7. Lender Bias: Lenders generally prefer that borrowers do not assume loans with exceptionally low interest rates. Lenders would rather have home sellers pay off the existing loan so they can reissue that capital at a higher rate. This preference could create additional friction for buyers seeking to assume a loan. While lenders cannot outright refuse, there is often little incentive to prioritize the process.
8. Timing Issues: The timing of the loan assumption process can be a significant hurdle. As they are relatively rare, many lenders do not have dedicated teams for processing loan assumptions. Buyers must be prepared for potential delays and longer processing periods, and should communicate openly with their agents and lenders to manage expectations.
9. Potential Seller Issues: Sellers often prioritize a quick sale over the complexities of an assumable loan, especially in a market where they may receive cash offers or traditional financing that can close quickly. If a seller is facing financial difficulties or is motivated to sell rapidly, they may be reluctant to navigate the loan transfer process.

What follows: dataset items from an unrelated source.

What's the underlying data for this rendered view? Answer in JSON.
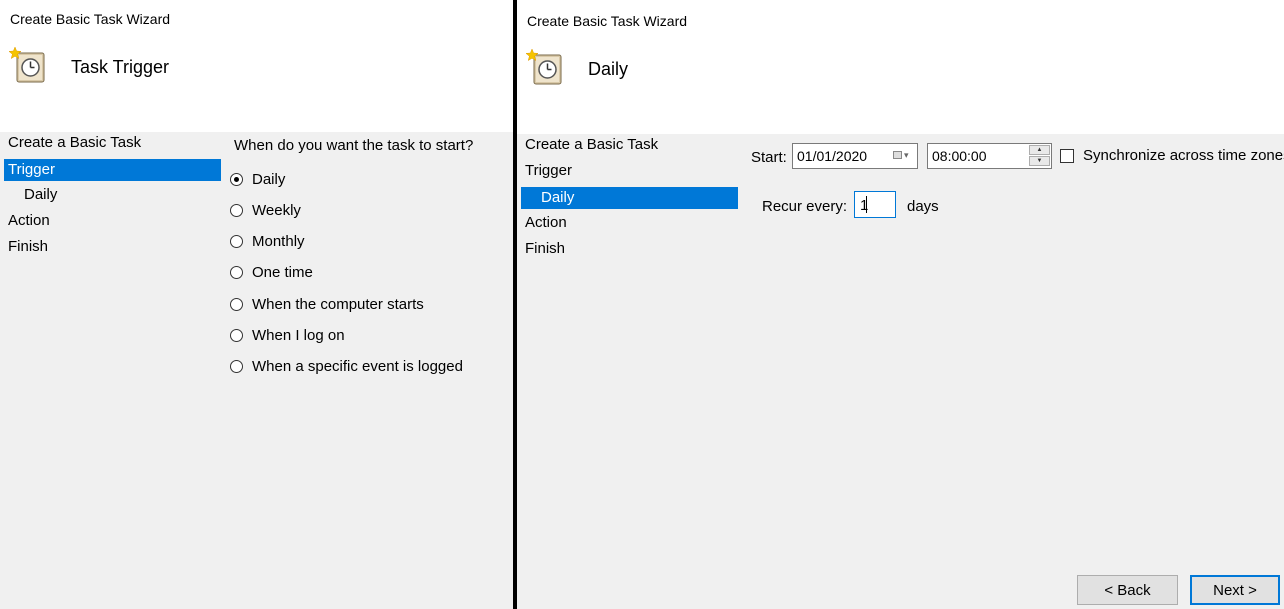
{
  "left_window": {
    "title": "Create Basic Task Wizard",
    "page_title": "Task Trigger",
    "icon": "scheduler-clock-icon",
    "nav": [
      {
        "label": "Create a Basic Task",
        "selected": false
      },
      {
        "label": "Trigger",
        "selected": true
      },
      {
        "label": "Daily",
        "selected": false,
        "sub": true
      },
      {
        "label": "Action",
        "selected": false
      },
      {
        "label": "Finish",
        "selected": false
      }
    ],
    "question": "When do you want the task to start?",
    "options": [
      {
        "label": "Daily",
        "checked": true
      },
      {
        "label": "Weekly",
        "checked": false
      },
      {
        "label": "Monthly",
        "checked": false
      },
      {
        "label": "One time",
        "checked": false
      },
      {
        "label": "When the computer starts",
        "checked": false
      },
      {
        "label": "When I log on",
        "checked": false
      },
      {
        "label": "When a specific event is logged",
        "checked": false
      }
    ]
  },
  "right_window": {
    "title": "Create Basic Task Wizard",
    "page_title": "Daily",
    "icon": "scheduler-clock-icon",
    "nav": [
      {
        "label": "Create a Basic Task",
        "selected": false
      },
      {
        "label": "Trigger",
        "selected": false
      },
      {
        "label": "Daily",
        "selected": true,
        "sub": true
      },
      {
        "label": "Action",
        "selected": false
      },
      {
        "label": "Finish",
        "selected": false
      }
    ],
    "start_label": "Start:",
    "start_date": "01/01/2020",
    "start_time": "08:00:00",
    "sync_label": "Synchronize across time zones",
    "sync_checked": false,
    "recur_label": "Recur every:",
    "recur_value": "1",
    "recur_unit": "days",
    "back_label": "< Back",
    "next_label": "Next >"
  },
  "colors": {
    "selection": "#0078d7",
    "panel_bg": "#f0f0f0",
    "header_bg": "#ffffff"
  }
}
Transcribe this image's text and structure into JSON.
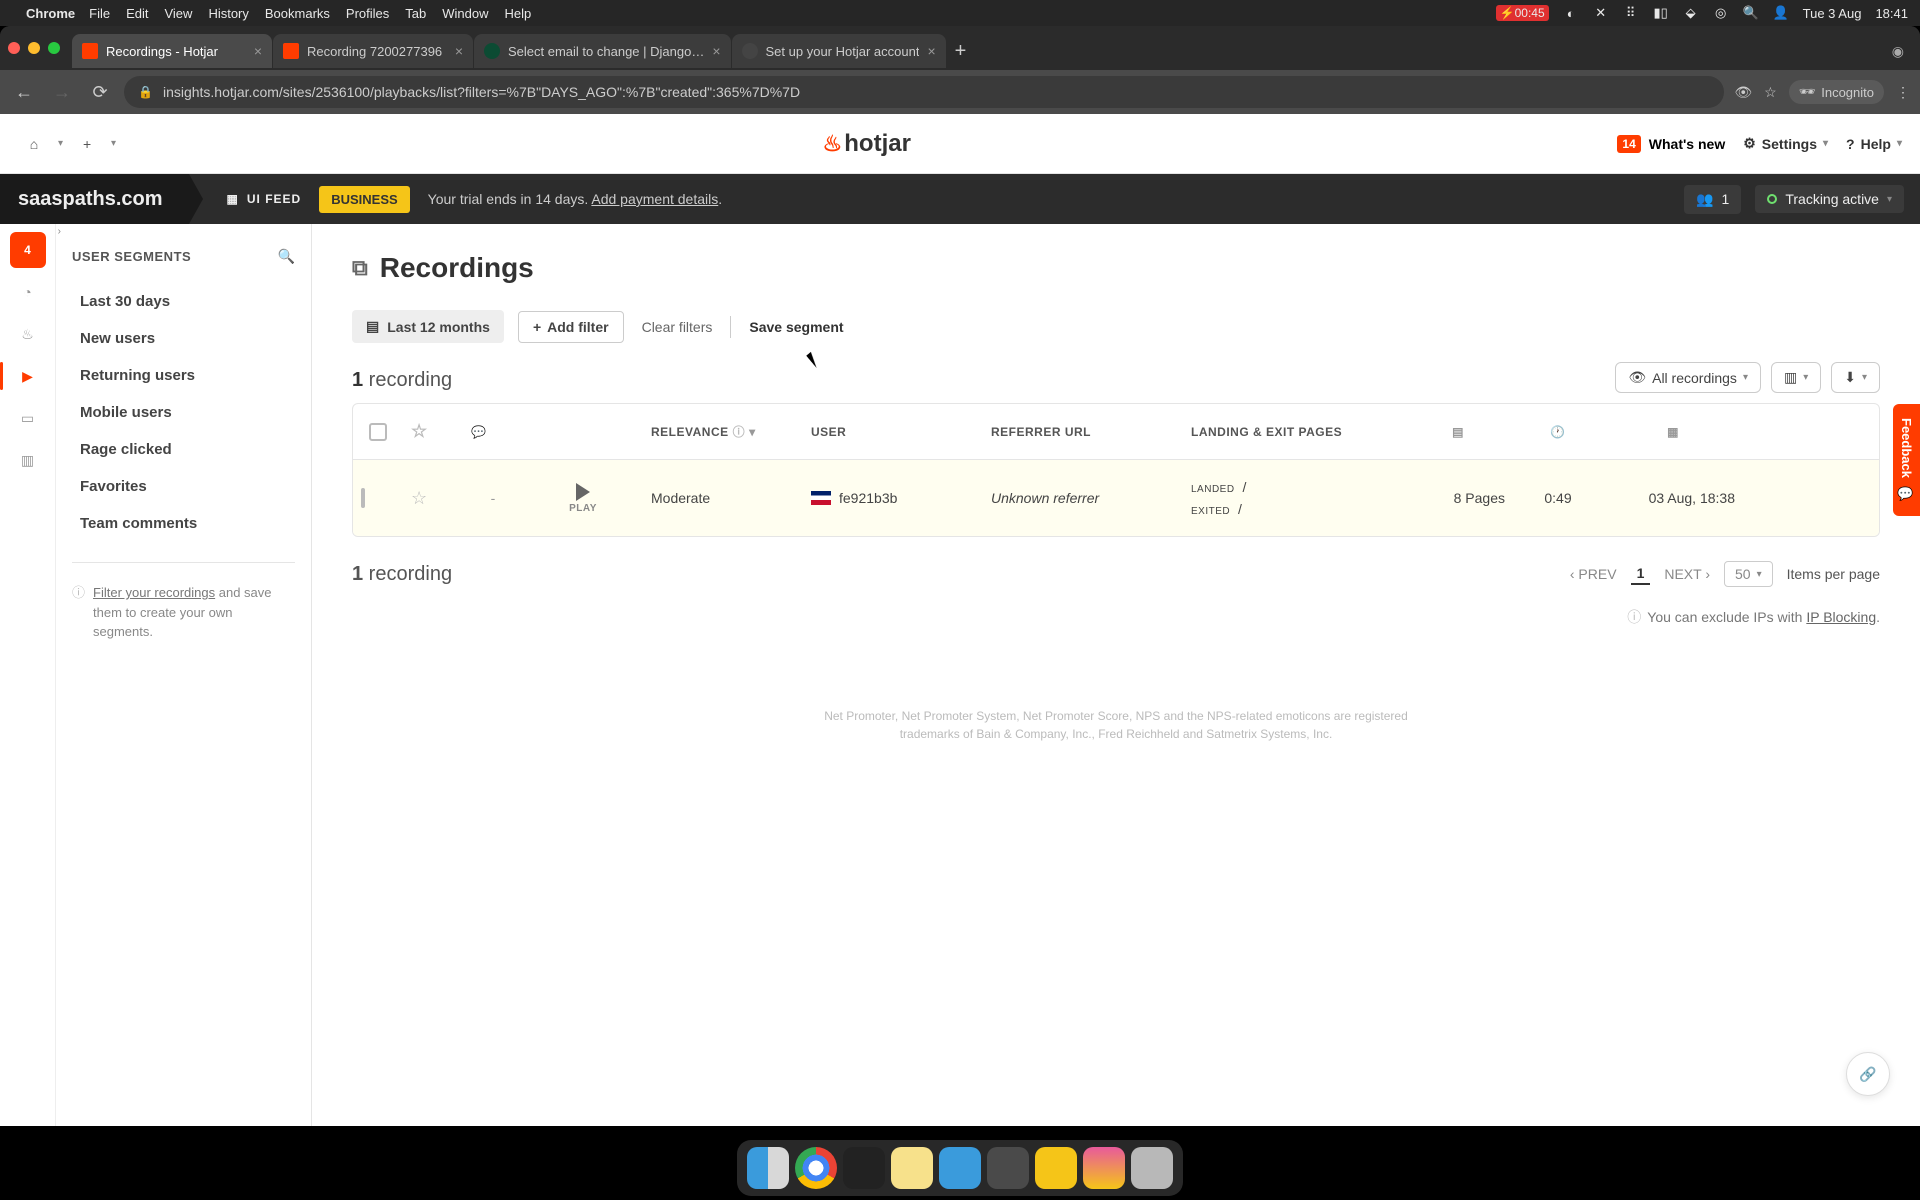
{
  "mac_menu": {
    "app": "Chrome",
    "items": [
      "File",
      "Edit",
      "View",
      "History",
      "Bookmarks",
      "Profiles",
      "Tab",
      "Window",
      "Help"
    ],
    "battery_warn": "00:45",
    "date": "Tue 3 Aug",
    "time": "18:41"
  },
  "chrome": {
    "tabs": [
      {
        "title": "Recordings - Hotjar",
        "active": true,
        "favicon": "hotjar"
      },
      {
        "title": "Recording 7200277396",
        "active": false,
        "favicon": "hotjar"
      },
      {
        "title": "Select email to change | Django…",
        "active": false,
        "favicon": "django"
      },
      {
        "title": "Set up your Hotjar account",
        "active": false,
        "favicon": "hj2"
      }
    ],
    "url": "insights.hotjar.com/sites/2536100/playbacks/list?filters=%7B\"DAYS_AGO\":%7B\"created\":365%7D%7D",
    "incognito": "Incognito"
  },
  "hotjar": {
    "logo": "hotjar",
    "whats_new_badge": "14",
    "whats_new": "What's new",
    "settings": "Settings",
    "help": "Help",
    "site": "saaspaths.com",
    "uifeed": "UI FEED",
    "plan_badge": "BUSINESS",
    "trial_text": "Your trial ends in 14 days. ",
    "trial_link": "Add payment details",
    "trial_period": ".",
    "user_count": "1",
    "tracking": "Tracking active",
    "rail_badge": "4",
    "segments_title": "USER SEGMENTS",
    "segments": [
      "Last 30 days",
      "New users",
      "Returning users",
      "Mobile users",
      "Rage clicked",
      "Favorites",
      "Team comments"
    ],
    "seg_hint_link": "Filter your recordings",
    "seg_hint_rest": " and save them to create your own segments.",
    "page_title": "Recordings",
    "filter_chip": "Last 12 months",
    "add_filter": "Add filter",
    "clear_filters": "Clear filters",
    "save_segment": "Save segment",
    "count_num": "1",
    "count_label": " recording",
    "all_recordings": "All recordings",
    "columns": {
      "relevance": "RELEVANCE",
      "user": "USER",
      "referrer": "REFERRER URL",
      "landing": "LANDING & EXIT PAGES"
    },
    "row": {
      "play": "PLAY",
      "comment": "-",
      "relevance": "Moderate",
      "user_id": "fe921b3b",
      "referrer": "Unknown referrer",
      "landed_label": "LANDED",
      "landed_path": "/",
      "exited_label": "EXITED",
      "exited_path": "/",
      "pages": "8 Pages",
      "duration": "0:49",
      "date": "03 Aug, 18:38"
    },
    "prev": "‹ PREV",
    "page": "1",
    "next": "NEXT ›",
    "per_page": "50",
    "per_page_label": "Items per page",
    "ip_hint_pre": "You can exclude IPs with ",
    "ip_hint_link": "IP Blocking",
    "legal": "Net Promoter, Net Promoter System, Net Promoter Score, NPS and the NPS-related emoticons are registered trademarks of Bain & Company, Inc., Fred Reichheld and Satmetrix Systems, Inc.",
    "feedback": "Feedback"
  }
}
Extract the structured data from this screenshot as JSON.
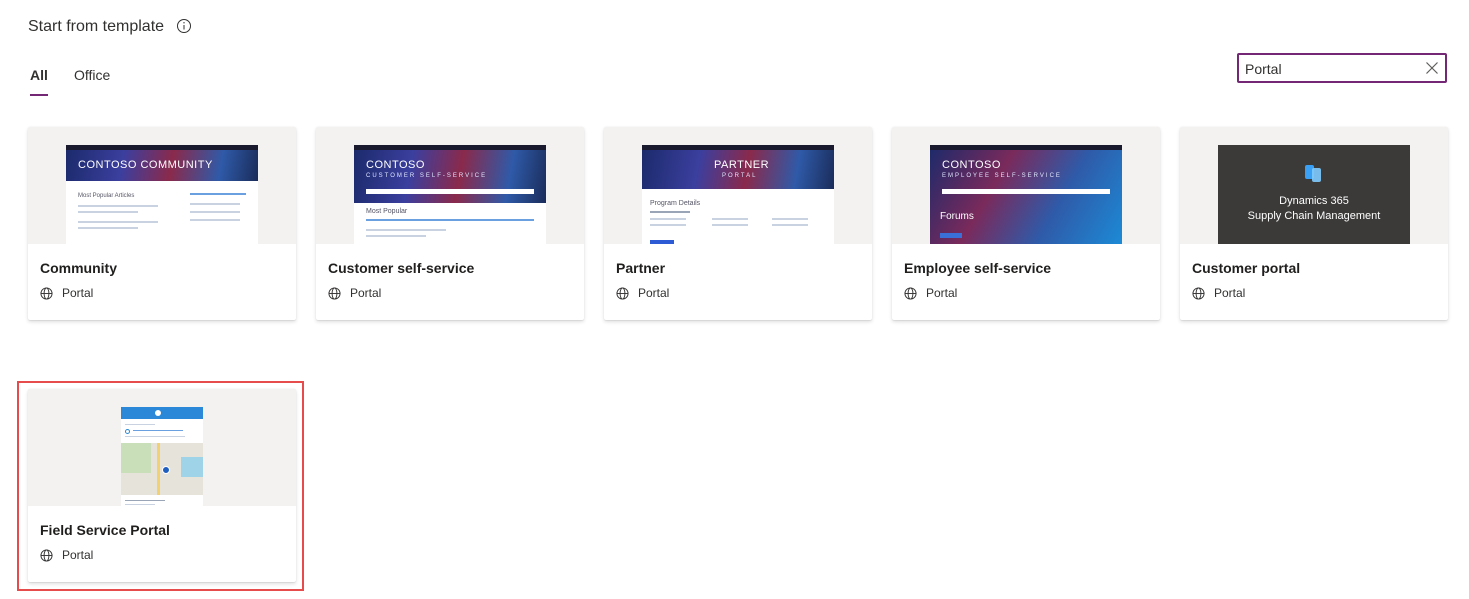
{
  "header": {
    "title": "Start from template"
  },
  "tabs": [
    {
      "label": "All",
      "active": true
    },
    {
      "label": "Office",
      "active": false
    }
  ],
  "search": {
    "value": "Portal"
  },
  "cards": [
    {
      "name": "Community",
      "type": "Portal",
      "thumb_title": "CONTOSO COMMUNITY",
      "thumb_section": "Most Popular Articles"
    },
    {
      "name": "Customer self-service",
      "type": "Portal",
      "thumb_title": "CONTOSO",
      "thumb_sub": "CUSTOMER SELF-SERVICE",
      "thumb_section": "Most Popular"
    },
    {
      "name": "Partner",
      "type": "Portal",
      "thumb_title": "PARTNER",
      "thumb_sub": "PORTAL",
      "thumb_section": "Program Details"
    },
    {
      "name": "Employee self-service",
      "type": "Portal",
      "thumb_title": "CONTOSO",
      "thumb_sub": "EMPLOYEE SELF-SERVICE",
      "thumb_section": "Forums"
    },
    {
      "name": "Customer portal",
      "type": "Portal",
      "thumb_line1": "Dynamics 365",
      "thumb_line2": "Supply Chain Management"
    },
    {
      "name": "Field Service Portal",
      "type": "Portal",
      "selected": true
    }
  ],
  "colors": {
    "accent": "#742774",
    "selection_border": "#e74c4c"
  }
}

Justin Gramm, a NAEBA Member with GLOBELLA BUYERS REALTY in San Diego, California, experienced this firsthand: “I had some clients try a loan assumption, but their offer wasn’t accepted due to a competing offer from a buyer who wasn’t asking to assume the loan. The non-assumption transaction would close more quickly, so the seller went with that offer.” Ultimately, Gramm helped the buyers purchase a better home, but without assumable financing.
10. Inexperienced Real Estate Agents: In a competitive housing market, buyers may feel pressured to act quickly and may not have the time to explore assumable loans thoroughly. This urgency can lead to missed opportunities for buyers who could benefit from this financing option. It is essential for buyers to take the time to understand their options and to work with agents who can provide valuable insights into the market.
For those hoping to purchase with an assumable loan, Clark suggests FINDING A REAL ESTATE AGENT THAT SPECIALIZES IN BUYER REPRESENTATION. “They can analyze relevant local market data with you and assist in evaluating your options,” he advises. Clark suggests beginning your home search at least 3 to 4 months earlier than planned to allow ample time to assess properties that offer loan assumptions. “Whether you are looking to purchase a home with an assumable mortgage, or you just want the highest level of representation available to a homebuyer, you need an agent on your side looking out for you who can answer your questions and guide you through the process,” said Clark. ”The best agent, when available, is an Exclusive Buyer’s Agent.”